Dorf on Law

Mostly law-related musings by Cornell Professor Michael Dorf and some of his lawyer/professor friends

Friday, August 31, 2007

Give Bloomberg an A for Effort and an F for Research

Mike Bloomberg was on NPR this past week touting his plan to pay poor people (from private funds) to go to the library, get good grades, etc. (Listen here and also hear Steven Inskeep ask Bloomberg whether he's running for President about a half dozen times. Bloomberg says no each time.)

Traditional liberals have been cool to Bloomberg's proposal, arguing that it insults poor people. (See Diane Ravitch's reaction here.) But Bloomberg has three reasonable responses: 1) This is a capitalist society in which people respond to incentives; 2) If it's not insulting to pay wealthy agribusinesses not to grow crops, it shouldn't be insulting to pay poor kids to go to the library; and 3) It's just a pilot program so let's see if it works.

I'm all for experiments and thinking outside the box, but the problem here is that we have tons of evidence that paying people to do things usually undermines their intrinsic motivation to do those things. Translation: Give a kid $50 to go to the library and he'll go each time you give him another $50, but won't go just for the joy of reading.

It's possible to get around this effect: Perhaps the idea is that the kid gets $50 the first time simply to go somewhere he wouldn't otherwise go, then gets there, looks around and says "omygod, this library is the most totally awesome place in the freakin' world. i'm gonna borrow the complete works of Proust." Aha.

Given the wealth of empirical evidence on extrinsic versus intrinsic motivation, it's a little odd that Bloomberg concocted this plan. Perhaps he hasn't seen the studies. Maybe he needs to go check them out of the library. I wonder how big a check it would take to motivate him to do so.

4 Comments:

  • At 2:12 AM, Blogger Paul said…

    I am not sure those studies are relevant here. Paying a kid $50 to go to the library may decrease his intrinsic enjoyment of the library. Paying him $50 for each "A", may mean the kid is not going to be motivated to learn for the sake of learning. But so what? Those goals seem to be aiming too high.

    If a kid gets good grades and learns things from visiting the library, that is going to be a great advantage to her irrespective of her motivations for doing so. The vast majority of people end up getting paid to do a job they really don't care about. You can consider that sad, but it is a lot better than being impoverished.

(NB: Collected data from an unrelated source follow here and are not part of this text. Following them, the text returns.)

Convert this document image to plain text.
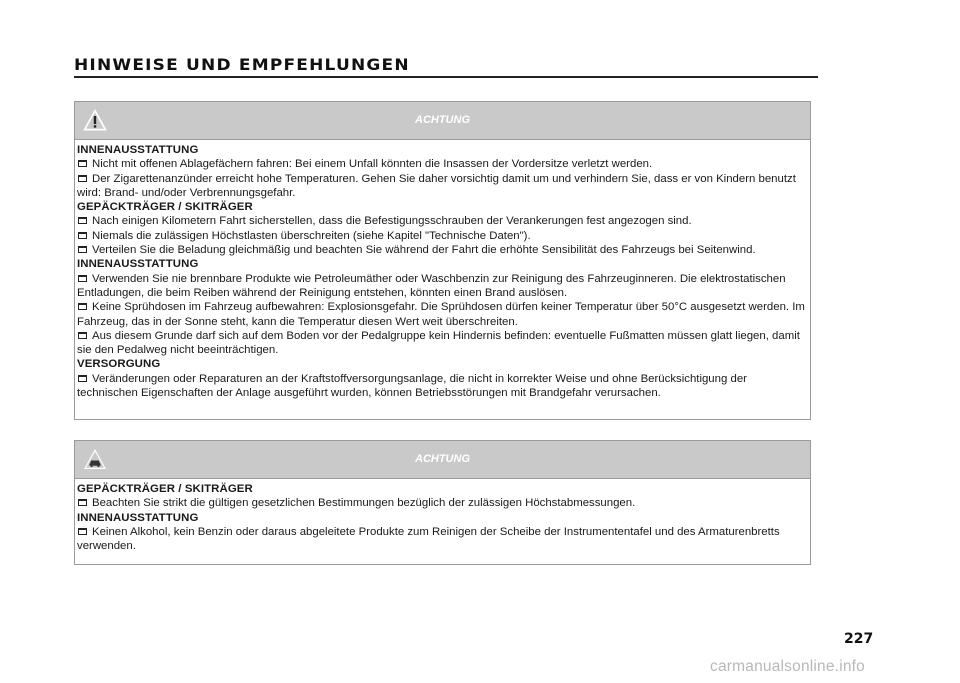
HINWEISE UND EMPFEHLUNGEN
ACHTUNG
INNENAUSSTATTUNG
Nicht mit offenen Ablagefächern fahren: Bei einem Unfall könnten die Insassen der Vordersitze verletzt werden.
Der Zigarettenanzünder erreicht hohe Temperaturen. Gehen Sie daher vorsichtig damit um und verhindern Sie, dass er von Kindern benutzt wird: Brand- und/oder Verbrennungsgefahr.
GEPÄCKTRÄGER / SKITRÄGER
Nach einigen Kilometern Fahrt sicherstellen, dass die Befestigungsschrauben der Verankerungen fest angezogen sind.
Niemals die zulässigen Höchstlasten überschreiten (siehe Kapitel "Technische Daten").
Verteilen Sie die Beladung gleichmäßig und beachten Sie während der Fahrt die erhöhte Sensibilität des Fahrzeugs bei Seitenwind.
INNENAUSSTATTUNG
Verwenden Sie nie brennbare Produkte wie Petroleumäther oder Waschbenzin zur Reinigung des Fahrzeuginneren. Die elektrostatischen Entladungen, die beim Reiben während der Reinigung entstehen, könnten einen Brand auslösen.
Keine Sprühdosen im Fahrzeug aufbewahren: Explosionsgefahr. Die Sprühdosen dürfen keiner Temperatur über 50°C ausgesetzt werden. Im Fahrzeug, das in der Sonne steht, kann die Temperatur diesen Wert weit überschreiten.
Aus diesem Grunde darf sich auf dem Boden vor der Pedalgruppe kein Hindernis befinden: eventuelle Fußmatten müssen glatt liegen, damit sie den Pedalweg nicht beeinträchtigen.
VERSORGUNG
Veränderungen oder Reparaturen an der Kraftstoffversorgungsanlage, die nicht in korrekter Weise und ohne Berücksichtigung der technischen Eigenschaften der Anlage ausgeführt wurden, können Betriebsstörungen mit Brandgefahr verursachen.
ACHTUNG
GEPÄCKTRÄGER / SKITRÄGER
Beachten Sie strikt die gültigen gesetzlichen Bestimmungen bezüglich der zulässigen Höchstabmessungen.
INNENAUSSTATTUNG
Keinen Alkohol, kein Benzin oder daraus abgeleitete Produkte zum Reinigen der Scheibe der Instrumententafel und des Armaturenbretts verwenden.
227
carmanualsonline.info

    If Bloomberg's program ends up meaning that poor children have better opportunities later in life at the expense of reducing the probability that a particular child might fall in love with reading and learning, I think that is probably worth the cost.

     
  • At 1:37 PM, Blogger Michael C. Dorf said…

    I agree completely with Paul's comment, except that I think Bloomberg's idea is to provide "seed money" for the kids to continue to go to the library, not to pay them each time, etc.

     
  • At 2:16 PM, Blogger Tam said…

    I don't know anything about the field, and the following comes from the result of a 30-minute google session, but it seems that the decrease in intrinsic motivation (IM) occurs in contexts with high/moderate IM. Seems like the program is intended for those kids who have no IM to go to a library and read a book to begin with.

    I completely agree that it has a very low chance of succeeding, because, as you say, the plan is to hook them and take the reward away, rather than continuing to pay them. But if we can hook just 1 out of 1,000 kids who take up the offer, don't you think that's a well-spent $50k?

    I suppose the answer to that depends on how else that $50k could be spent. Given the continuing unresolved issues surrounding the CFE litigation, for instance, I can see why one would think the Mayor's efforts and city's money could be better directed.

     
  • At 5:09 PM, Blogger heathu said…

    Did the Freakonomics guys say anything about this?